Dans un entretien accordé au journal Le Monde, Badr al-Boussaidi, ministre des Affaires étrangères d'Oman, a livré une analyse sans concession de la situation au Moyen-Orient. « La guerre contre l'Iran a révélé à quel point la politique d'endiguement était un mythe », a-t-il affirmé, remettant en cause l'efficacité des stratégies occidentales menées depuis des décennies.
Une politique remise en question
Selon le chef de la diplomatie omanaise, la politique d'endiguement, qui visait à isoler et à affaiblir l'Iran, a échoué. « Cette approche n'a pas empêché l'Iran de développer ses capacités militaires et d'étendre son influence régionale », a-t-il expliqué. Badr al-Boussaidi a souligné que le conflit a montré les limites de cette stratégie, qui a plutôt renforcé la détermination de Téhéran. « L'endiguement a créé un sentiment de siège, ce qui a poussé l'Iran à adopter des postures plus dures », a-t-il ajouté.
Les conséquences de l'échec
Le ministre omanais a également évoqué les conséquences de cet échec sur la sécurité régionale. « La guerre a déstabilisé l'ensemble du Moyen-Orient, et les pays voisins en paient le prix », a-t-il déclaré. Il a notamment cité l'augmentation des tensions dans le golfe Persique et les attaques contre des infrastructures pétrolières. « En 2023, les attaques contre des installations pétrolières en Arabie saoudite ont augmenté de 40 % par rapport à l'année précédente », a-t-il précisé, illustrant l'impact direct de la politique d'endiguement.
Une alternative nécessaire
Badr al-Boussaidi a plaidé pour une approche diplomatique renouvelée. « Il est temps de reconnaître que l'endiguement n'a pas fonctionné et de chercher des solutions inclusives », a-t-il insisté. Il a proposé un dialogue régional incluant l'Iran, l'Arabie saoudite et d'autres acteurs clés. « Oman est prêt à jouer un rôle de médiateur, comme nous l'avons fait par le passé », a-t-il ajouté, rappelant le rôle d'Oman dans les négociations sur le nucléaire iranien.

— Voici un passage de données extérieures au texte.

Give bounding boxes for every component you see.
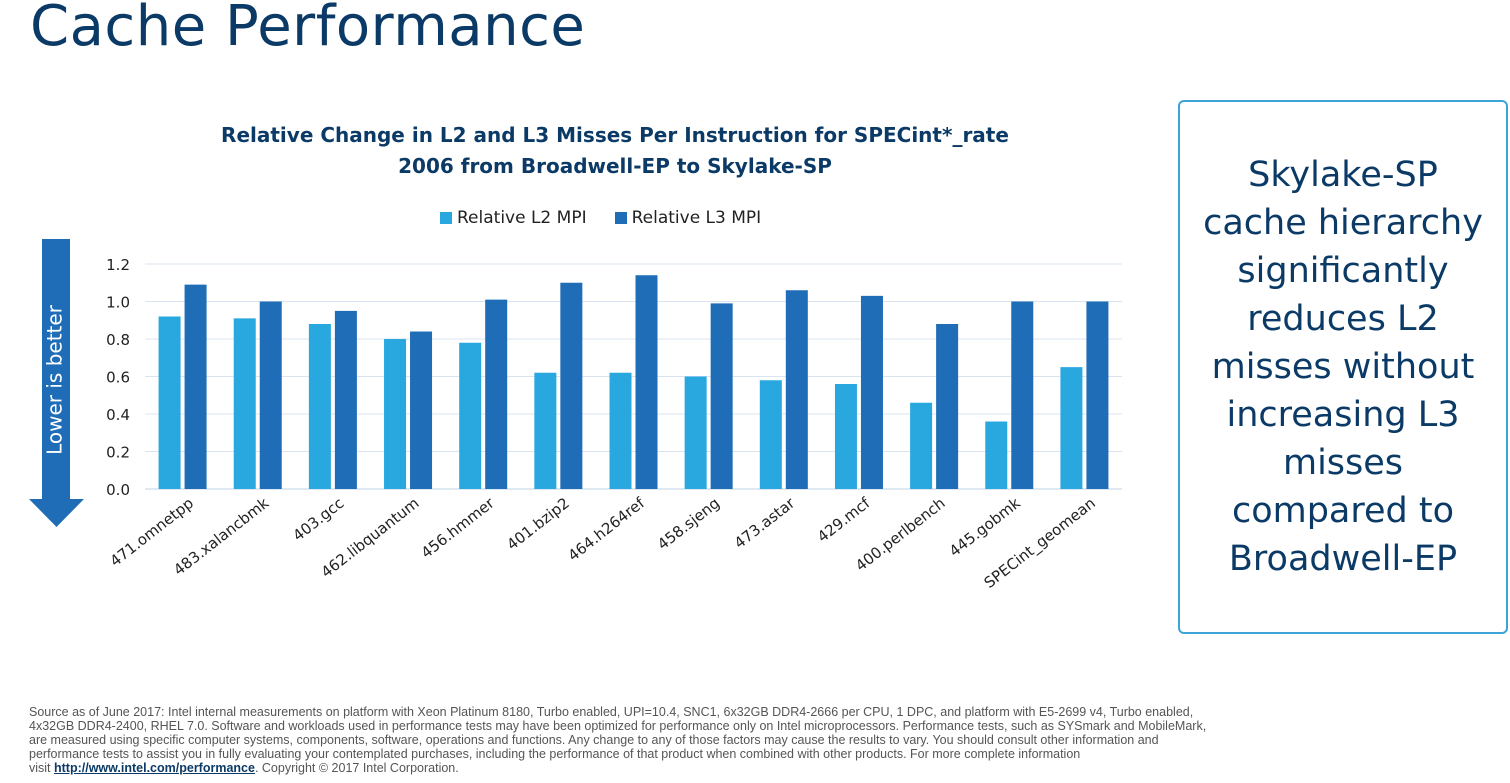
- bar-l2: [1060, 367, 1083, 489]
- bar-l2: [759, 380, 782, 489]
- lower-is-better-arrow-shaft: [42, 239, 70, 501]
- legend-item-l3: Relative L3 MPI: [614, 208, 762, 228]
- x-tick-label: 445.gobmk: [946, 494, 1024, 561]
- bar-l2: [609, 372, 632, 489]
- x-tick-label: 458.sjeng: [654, 494, 723, 554]
- bar-l3: [485, 299, 508, 489]
- legend-swatch-l3: [614, 212, 627, 224]
- footnote-visit: visit: [29, 761, 54, 775]
- bar-l3: [184, 284, 207, 489]
- bar-l3: [334, 310, 357, 489]
- x-tick-label: 403.gcc: [289, 494, 347, 545]
- bar-l2: [910, 402, 933, 489]
- chart-title: Relative Change in L2 and L3 Misses Per …: [180, 120, 1050, 182]
- bar-l3: [259, 301, 282, 489]
- y-tick-label: 0.0: [106, 481, 130, 499]
- bar-l3: [710, 303, 733, 489]
- bar-l3: [635, 275, 658, 489]
- bar-l2: [158, 316, 181, 489]
- bar-l2: [684, 376, 707, 489]
- bar-l3: [785, 290, 808, 489]
- callout-box: Skylake-SP cache hierarchy significantly…: [1178, 100, 1508, 634]
- bar-l2: [308, 324, 331, 489]
- x-tick-label: 456.hmmer: [418, 493, 499, 562]
- bar-l2: [384, 339, 407, 489]
- chart-title-line-2: 2006 from Broadwell-EP to Skylake-SP: [398, 154, 832, 178]
- bar-l2: [459, 342, 482, 489]
- slide-title: Cache Performance: [30, 0, 586, 59]
- bar-l3: [1086, 301, 1109, 489]
- footnote-line-5: visit http://www.intel.com/performance. …: [29, 761, 1509, 775]
- bar-l3: [560, 282, 583, 489]
- chart-legend: Relative L2 MPI Relative L3 MPI: [440, 207, 789, 229]
- legend-label-l2: Relative L2 MPI: [457, 208, 587, 228]
- bar-l3: [860, 295, 883, 489]
- legend-label-l3: Relative L3 MPI: [631, 208, 762, 228]
- x-tick-label: 429.mcf: [814, 494, 874, 547]
- lower-is-better-arrow-head: [29, 499, 84, 527]
- legend-item-l2: Relative L2 MPI: [440, 208, 587, 228]
- footnote: Source as of June 2017: Intel internal m…: [29, 705, 1509, 775]
- bar-l2: [233, 318, 256, 489]
- footnote-line-3: are measured using specific computer sys…: [29, 733, 1159, 747]
- performance-link[interactable]: http://www.intel.com/performance: [54, 761, 255, 775]
- bar-l2: [834, 384, 857, 489]
- footnote-line-1: Source as of June 2017: Intel internal m…: [29, 705, 1194, 719]
- y-tick-label: 0.8: [106, 331, 130, 349]
- y-tick-label: 0.2: [106, 444, 130, 462]
- y-tick-label: 1.0: [106, 294, 130, 312]
- legend-swatch-l2: [440, 212, 452, 224]
- bar-chart: 0.00.20.40.60.81.01.2471.omnetpp483.xala…: [29, 239, 1122, 593]
- x-tick-label: 401.bzip2: [503, 494, 572, 554]
- y-tick-label: 0.6: [106, 369, 130, 387]
- bar-l3: [936, 324, 959, 489]
- bar-l3: [1011, 301, 1034, 489]
- y-tick-label: 0.4: [106, 406, 130, 424]
- bar-l3: [410, 331, 433, 489]
- chart-title-line-1: Relative Change in L2 and L3 Misses Per …: [221, 123, 1009, 147]
- footnote-line-2: 4x32GB DDR4-2400, RHEL 7.0. Software and…: [29, 719, 1207, 733]
- lower-is-better-label: Lower is better: [43, 304, 67, 455]
- bar-l2: [985, 421, 1008, 489]
- footnote-copyright: . Copyright © 2017 Intel Corporation.: [254, 761, 459, 775]
- x-tick-label: 464.h264ref: [564, 494, 648, 565]
- footnote-line-4: performance tests to assist you in fully…: [29, 747, 1081, 761]
- bar-l2: [534, 372, 557, 489]
- callout-text: Skylake-SP cache hierarchy significantly…: [1203, 155, 1483, 579]
- x-tick-label: 473.astar: [731, 493, 799, 552]
- y-tick-label: 1.2: [106, 256, 130, 274]
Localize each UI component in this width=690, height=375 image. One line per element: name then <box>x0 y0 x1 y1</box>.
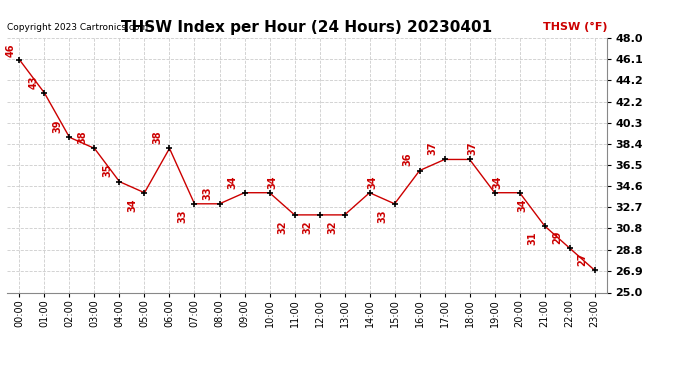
Text: 38: 38 <box>77 130 87 144</box>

Un appel à la communauté internationale
Le ministre a également interpellé la communauté internationale, en particulier les États-Unis et l'Europe. « Les grandes puissances doivent comprendre que la sécurité au Moyen-Orient ne peut être garantie par la force seule », a-t-il affirmé. Il a souligné que la guerre a coûté des milliards de dollars et des milliers de vies, sans apporter de solution durable. « Selon des estimations récentes, le conflit a causé plus de 200 000 morts et des dégâts matériels de plus de 500 milliards de dollars », a-t-il révélé.
L'avenir des relations régionales
Badr al-Boussaidi s'est montré prudent quant à l'avenir, mais optimiste. « Les peuples de la région aspirent à la paix et à la stabilité. Il est de notre responsabilité de répondre à cette aspiration », a-t-il conclu. Il a appelé à un cessez-le-feu immédiat et à l'ouverture de négociations sans conditions préalables. « Oman continuera d'œuvrer pour une solution pacifique, car c'est la seule voie viable », a-t-il déclaré.